MONDAY, Sept. 27 (HealthDay News) -- Researchers in Australia have found that heavy drinking in the first trimester appears to increase the risk of birth defects four-fold, though they found a low prevalence of alcohol-related birth defects (ARBDs) as classified by the Institute of Medicine (IOM), according to research published online Sept. 27 in Pediatrics.

Colleen M. O'Leary, Ph.D., of the University of Western Australia in Perth, and colleagues studied data from a randomly selected, population-based cohort of 4,714 women who gave birth between 1995 and 1997 to assess the association between birth defects and prenatal alcohol exposure (PAE) by dose, pattern, and timing.

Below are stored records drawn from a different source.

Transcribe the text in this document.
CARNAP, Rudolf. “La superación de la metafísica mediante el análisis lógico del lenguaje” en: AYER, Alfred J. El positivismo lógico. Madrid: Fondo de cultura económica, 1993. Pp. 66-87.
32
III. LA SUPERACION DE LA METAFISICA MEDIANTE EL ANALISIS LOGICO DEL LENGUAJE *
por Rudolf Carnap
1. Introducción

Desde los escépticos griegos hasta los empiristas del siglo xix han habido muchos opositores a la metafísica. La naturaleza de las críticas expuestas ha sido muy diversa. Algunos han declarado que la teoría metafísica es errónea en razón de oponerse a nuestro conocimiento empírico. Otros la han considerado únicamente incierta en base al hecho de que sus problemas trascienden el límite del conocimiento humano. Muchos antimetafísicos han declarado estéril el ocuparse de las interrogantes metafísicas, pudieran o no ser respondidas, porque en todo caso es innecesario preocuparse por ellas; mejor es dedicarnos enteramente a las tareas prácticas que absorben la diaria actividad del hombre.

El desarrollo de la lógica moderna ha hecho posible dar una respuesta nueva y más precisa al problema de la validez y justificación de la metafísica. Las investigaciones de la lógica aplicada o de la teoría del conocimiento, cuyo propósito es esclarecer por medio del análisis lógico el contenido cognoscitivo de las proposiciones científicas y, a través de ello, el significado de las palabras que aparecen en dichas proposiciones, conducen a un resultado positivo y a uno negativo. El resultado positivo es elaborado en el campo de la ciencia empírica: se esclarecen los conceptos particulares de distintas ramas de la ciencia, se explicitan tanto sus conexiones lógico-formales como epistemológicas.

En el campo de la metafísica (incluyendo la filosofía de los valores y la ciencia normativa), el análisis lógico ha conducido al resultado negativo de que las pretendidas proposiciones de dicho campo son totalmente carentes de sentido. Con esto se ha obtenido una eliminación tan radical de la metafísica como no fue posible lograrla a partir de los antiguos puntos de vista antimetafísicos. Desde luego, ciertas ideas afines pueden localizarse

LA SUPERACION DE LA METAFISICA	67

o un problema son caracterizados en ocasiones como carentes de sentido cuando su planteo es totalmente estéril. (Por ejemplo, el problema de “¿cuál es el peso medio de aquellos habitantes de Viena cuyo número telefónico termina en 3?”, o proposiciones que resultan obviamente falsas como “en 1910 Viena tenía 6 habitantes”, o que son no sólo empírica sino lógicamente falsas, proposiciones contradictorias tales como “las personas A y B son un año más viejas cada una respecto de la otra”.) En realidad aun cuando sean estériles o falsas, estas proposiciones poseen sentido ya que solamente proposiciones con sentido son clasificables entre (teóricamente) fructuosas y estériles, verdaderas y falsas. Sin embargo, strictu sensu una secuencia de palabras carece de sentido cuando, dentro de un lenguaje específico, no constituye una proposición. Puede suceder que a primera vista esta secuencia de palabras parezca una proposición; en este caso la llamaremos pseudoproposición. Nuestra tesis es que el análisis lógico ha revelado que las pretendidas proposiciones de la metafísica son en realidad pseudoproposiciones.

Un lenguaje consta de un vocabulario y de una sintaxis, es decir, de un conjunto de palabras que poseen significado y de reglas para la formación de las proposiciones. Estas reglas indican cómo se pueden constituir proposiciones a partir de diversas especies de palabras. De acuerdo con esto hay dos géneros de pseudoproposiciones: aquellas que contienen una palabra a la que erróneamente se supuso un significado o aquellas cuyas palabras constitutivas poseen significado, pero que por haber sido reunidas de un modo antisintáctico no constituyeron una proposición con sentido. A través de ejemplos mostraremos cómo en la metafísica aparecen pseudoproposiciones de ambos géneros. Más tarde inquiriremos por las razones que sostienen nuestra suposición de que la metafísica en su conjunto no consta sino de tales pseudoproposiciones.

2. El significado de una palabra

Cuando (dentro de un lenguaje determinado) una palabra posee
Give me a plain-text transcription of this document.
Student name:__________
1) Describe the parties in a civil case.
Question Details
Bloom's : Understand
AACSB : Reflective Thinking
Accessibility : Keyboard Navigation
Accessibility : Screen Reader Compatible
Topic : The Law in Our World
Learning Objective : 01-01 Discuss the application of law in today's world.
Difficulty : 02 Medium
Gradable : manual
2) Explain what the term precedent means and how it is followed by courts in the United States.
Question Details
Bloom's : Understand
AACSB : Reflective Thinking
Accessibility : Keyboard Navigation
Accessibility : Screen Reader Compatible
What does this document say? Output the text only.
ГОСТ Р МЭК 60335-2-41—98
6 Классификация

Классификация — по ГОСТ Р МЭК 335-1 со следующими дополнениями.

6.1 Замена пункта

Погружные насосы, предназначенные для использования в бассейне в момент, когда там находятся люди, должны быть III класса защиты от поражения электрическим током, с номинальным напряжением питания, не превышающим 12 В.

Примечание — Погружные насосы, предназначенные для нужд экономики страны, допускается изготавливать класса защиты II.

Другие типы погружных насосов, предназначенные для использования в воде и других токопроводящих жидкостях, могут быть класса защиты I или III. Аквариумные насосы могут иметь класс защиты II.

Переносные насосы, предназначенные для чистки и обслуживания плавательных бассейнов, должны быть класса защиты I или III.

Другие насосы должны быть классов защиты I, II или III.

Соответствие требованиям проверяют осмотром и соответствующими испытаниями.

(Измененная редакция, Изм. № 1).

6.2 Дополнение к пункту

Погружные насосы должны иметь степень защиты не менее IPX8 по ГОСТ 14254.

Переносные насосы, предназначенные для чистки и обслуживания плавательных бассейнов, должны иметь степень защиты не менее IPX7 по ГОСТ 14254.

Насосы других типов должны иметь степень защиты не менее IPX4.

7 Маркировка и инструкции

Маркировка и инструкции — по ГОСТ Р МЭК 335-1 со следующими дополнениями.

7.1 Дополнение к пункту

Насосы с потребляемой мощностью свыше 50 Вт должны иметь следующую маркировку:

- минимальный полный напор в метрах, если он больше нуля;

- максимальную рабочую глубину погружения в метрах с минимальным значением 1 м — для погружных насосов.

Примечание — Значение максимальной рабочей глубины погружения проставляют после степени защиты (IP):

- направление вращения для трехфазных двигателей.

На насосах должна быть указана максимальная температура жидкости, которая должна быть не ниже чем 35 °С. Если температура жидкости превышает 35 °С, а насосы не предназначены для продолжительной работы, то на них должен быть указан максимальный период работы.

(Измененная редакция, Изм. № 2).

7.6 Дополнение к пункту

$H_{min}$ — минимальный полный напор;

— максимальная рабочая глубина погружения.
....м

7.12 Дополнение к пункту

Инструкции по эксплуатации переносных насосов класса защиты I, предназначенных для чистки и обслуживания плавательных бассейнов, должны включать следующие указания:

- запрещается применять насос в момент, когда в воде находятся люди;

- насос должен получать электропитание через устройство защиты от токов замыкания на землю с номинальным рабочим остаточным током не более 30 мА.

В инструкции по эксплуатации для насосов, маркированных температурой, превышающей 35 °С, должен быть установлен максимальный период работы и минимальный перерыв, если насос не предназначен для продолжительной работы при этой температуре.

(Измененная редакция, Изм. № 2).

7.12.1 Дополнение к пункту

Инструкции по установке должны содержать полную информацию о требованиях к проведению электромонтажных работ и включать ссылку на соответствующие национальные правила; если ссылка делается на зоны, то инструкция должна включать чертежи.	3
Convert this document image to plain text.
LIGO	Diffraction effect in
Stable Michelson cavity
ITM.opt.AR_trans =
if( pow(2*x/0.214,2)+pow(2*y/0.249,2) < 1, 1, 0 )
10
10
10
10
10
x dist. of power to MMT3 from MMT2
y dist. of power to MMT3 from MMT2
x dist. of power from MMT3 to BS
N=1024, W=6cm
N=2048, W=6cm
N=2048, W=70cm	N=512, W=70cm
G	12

The researchers found a low prevalence of ARBDs as classified by the IOM; however, heavy PAE in the first trimester was associated with four times the odds of ARBDs compared with abstinence (adjusted odds ratio, 4.6). No association was found between low or moderate PAE and birth defects.

"A four-fold increased risk of birth defects classified as ARBDs was observed after heavy PAE in the first trimester. Many individual birth defects included in the IOM classification for ARBDs either were not present in this cohort or were not associated with PAE. Large, population-based studies are needed to strengthen the evidence base for ARBDs," the authors write.